After watching a double feature of Please Give and The Twilight Saga: Eclipse, I got to thinking: Wouldn’t it be great if Bella Swan (Kristen Stewart), Twilight’s young heroine, were more like the whiny, zitty adolescent daughter (Sarah Steele) in Nicole Holofcener’s cynical comedy? That is, wouldn’t it be funny to see her act like a real teenager?
But no. Where real teens covet designer jeans, Bella pines to join the undead. They bicker with their parents; she condescends to hers. And where other girls fight for the attentions of an alpha male, Bella is naturally irresistible to boys with cleft chins, intense eyes and incredible pecs. The only problem is, her dreamy boyfriend won’t put out.
Stewart’s convincingly depressed, muted performance can’t conceal the character’s roots in a teen’s fantasy of being dryly witty and above it all, yet secretly passionate and desired. In real life, a girl with Bella’s jaded emo affectations might well be having self-destructive sex with some older guy who didn’t appreciate her, much like Stewart’s character in Adventureland. In the franchise birthed by Stephenie Meyer, however, she’s found a guy so old (born in 1901, to be exact) that he’s made it his mission to save her from her own lusty impulses. And if that doesn’t sound terribly exciting, well, it isn’t.

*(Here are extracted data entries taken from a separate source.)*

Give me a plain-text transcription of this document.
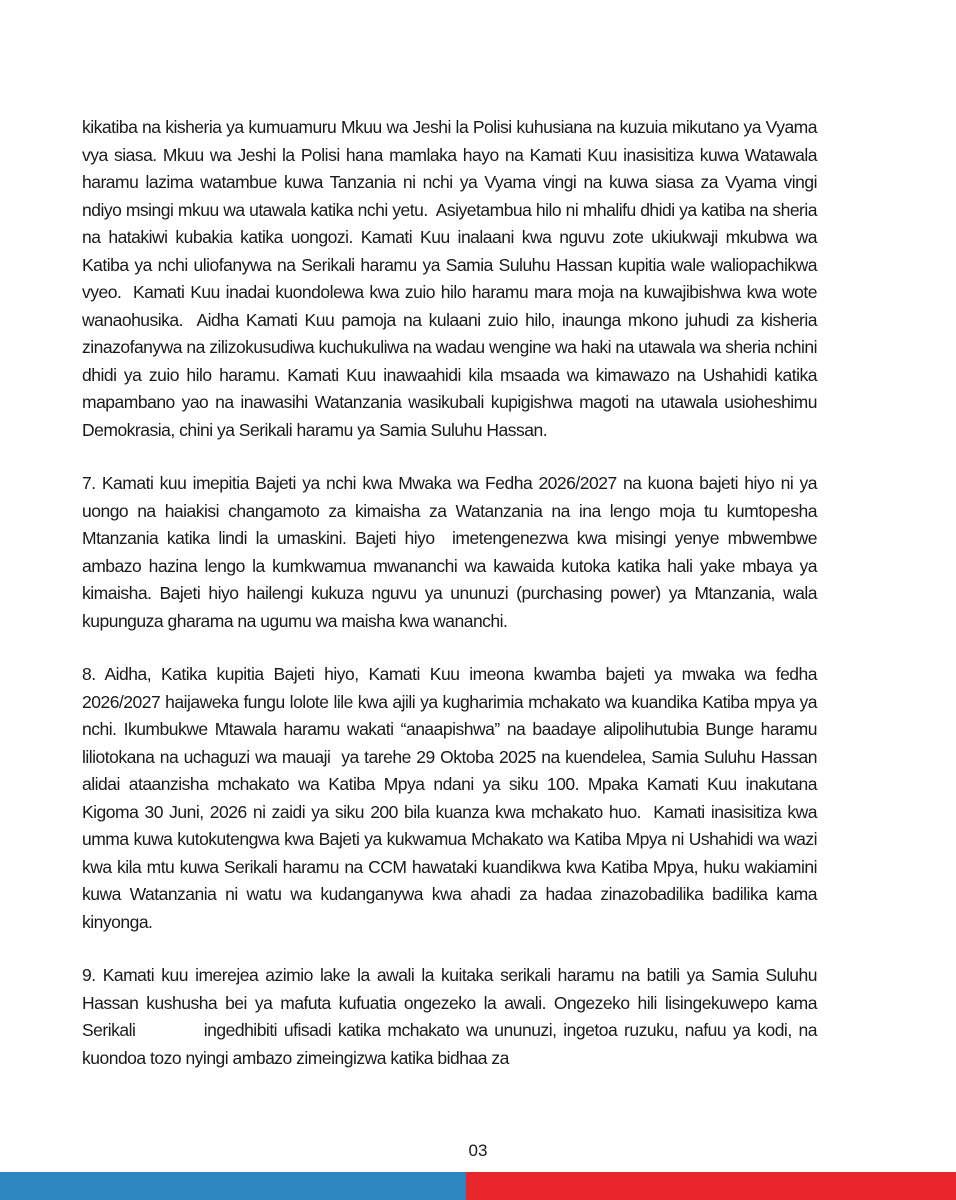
kikatiba na kisheria ya kumuamuru Mkuu wa Jeshi la Polisi kuhusiana na kuzuia mikutano ya Vyama vya siasa. Mkuu wa Jeshi la Polisi hana mamlaka hayo na Kamati Kuu inasisitiza kuwa Watawala haramu lazima watambue kuwa Tanzania ni nchi ya Vyama vingi na kuwa siasa za Vyama vingi ndiyo msingi mkuu wa utawala katika nchi yetu.  Asiyetambua hilo ni mhalifu dhidi ya katiba na sheria na hatakiwi kubakia katika uongozi. Kamati Kuu inalaani kwa nguvu zote ukiukwaji mkubwa wa Katiba ya nchi uliofanywa na Serikali haramu ya Samia Suluhu Hassan kupitia wale waliopachikwa vyeo.  Kamati Kuu inadai kuondolewa kwa zuio hilo haramu mara moja na kuwajibishwa kwa wote wanaohusika.  Aidha Kamati Kuu pamoja na kulaani zuio hilo, inaunga mkono juhudi za kisheria zinazofanywa na zilizokusudiwa kuchukuliwa na wadau wengine wa haki na utawala wa sheria nchini dhidi ya zuio hilo haramu. Kamati Kuu inawaahidi kila msaada wa kimawazo na Ushahidi katika mapambano yao na inawasihi Watanzania wasikubali kupigishwa magoti na utawala usioheshimu Demokrasia, chini ya Serikali haramu ya Samia Suluhu Hassan.

7. Kamati kuu imepitia Bajeti ya nchi kwa Mwaka wa Fedha 2026/2027 na kuona bajeti hiyo ni ya uongo na haiakisi changamoto za kimaisha za Watanzania na ina lengo moja tu kumtopesha Mtanzania katika lindi la umaskini. Bajeti hiyo  imetengenezwa kwa misingi yenye mbwembwe ambazo hazina lengo la kumkwamua mwananchi wa kawaida kutoka katika hali yake mbaya ya kimaisha. Bajeti hiyo hailengi kukuza nguvu ya ununuzi (purchasing power) ya Mtanzania, wala kupunguza gharama na ugumu wa maisha kwa wananchi.

8. Aidha, Katika kupitia Bajeti hiyo, Kamati Kuu imeona kwamba bajeti ya mwaka wa fedha 2026/2027 haijaweka fungu lolote lile kwa ajili ya kugharimia mchakato wa kuandika Katiba mpya ya nchi. Ikumbukwe Mtawala haramu wakati “anaapishwa” na baadaye alipolihutubia Bunge haramu liliotokana na uchaguzi wa mauaji  ya tarehe 29 Oktoba 2025 na kuendelea, Samia Suluhu Hassan alidai ataanzisha mchakato wa Katiba Mpya ndani ya siku 100. Mpaka Kamati Kuu inakutana Kigoma 30 Juni, 2026 ni zaidi ya siku 200 bila kuanza kwa mchakato huo.  Kamati inasisitiza kwa umma kuwa kutokutengwa kwa Bajeti ya kukwamua Mchakato wa Katiba Mpya ni Ushahidi wa wazi kwa kila mtu kuwa Serikali haramu na CCM hawataki kuandikwa kwa Katiba Mpya, huku wakiamini kuwa Watanzania ni watu wa kudanganywa kwa ahadi za hadaa zinazobadilika badilika kama kinyonga.

9. Kamati kuu imerejea azimio lake la awali la kuitaka serikali haramu na batili ya Samia Suluhu Hassan kushusha bei ya mafuta kufuatia ongezeko la awali. Ongezeko hili lisingekuwepo kama Serikali          ingedhibiti ufisadi katika mchakato wa ununuzi, ingetoa ruzuku, nafuu ya kodi, na kuondoa tozo nyingi ambazo zimeingizwa katika bidhaa za

03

Some critics are calling Eclipse funnier and edgier than the previous two Twilight movies. True, director David Slade gave us Hard Candy, a film about a young girl that makes male viewers squirm with horror, much like everything related to Twilight.
But there’s only so much a director can do with this stuff. The first (and best) Twilight movie set the parameters: saturated, hyperreal colors; creepy aerial shots of the Pacific Northwest; vampires powdered and coiffed like courtiers at Versailles; rebellious flashes of humor and bloodless CGI swooshes of violence.
Yes, it is suspenseful — or ought to be — when vengeful vampire Victoria (now played by Bryce Dallas Howard) creates an army of newborn undead to come after our heroine. And, yes, it is funny when Bella’s true love Edward Cullen (Robert Pattinson) asks if perpetually half-clothed werewolf Jacob (Taylor Lautner) even owns a shirt.
But this is the tale of a teen so desperate for sweet love that she’s begging for it from a 109-year-old virgin who refuses to do the deed till he has a ring on his finger. Does it need comic relief? There’s a whole genre of web comics that satirize Twilight just by condensing it into panel form.
Meanwhile, these not-so-condensed movies are getting tiresome. It’s a long slog till dawn breaks in the last Twilight book and things get really crazy. Who knows: The two Breaking Dawn films (yes, two) could be camp classics.
But Eclipse showcases Pattinson’s fictional rival, Lautner, who seems to have grown into an eerie, unjustified cockiness. Now that he’s no longer a minor, we’re allowed to say it: The kid can’t act. Watching him and Pattinson fight over Stewart is like watching a preening poolroom tough go head to head with your grandpa.
At one point, fussbucket Edward scolds Bella for trying to take off her own clothes after he’s invited her into his bed. The scene should be all smoldering and repressed, but it comes off more like the vampire’s just concerned about getting his Zs. Some people in the audience may be tempted to do the same.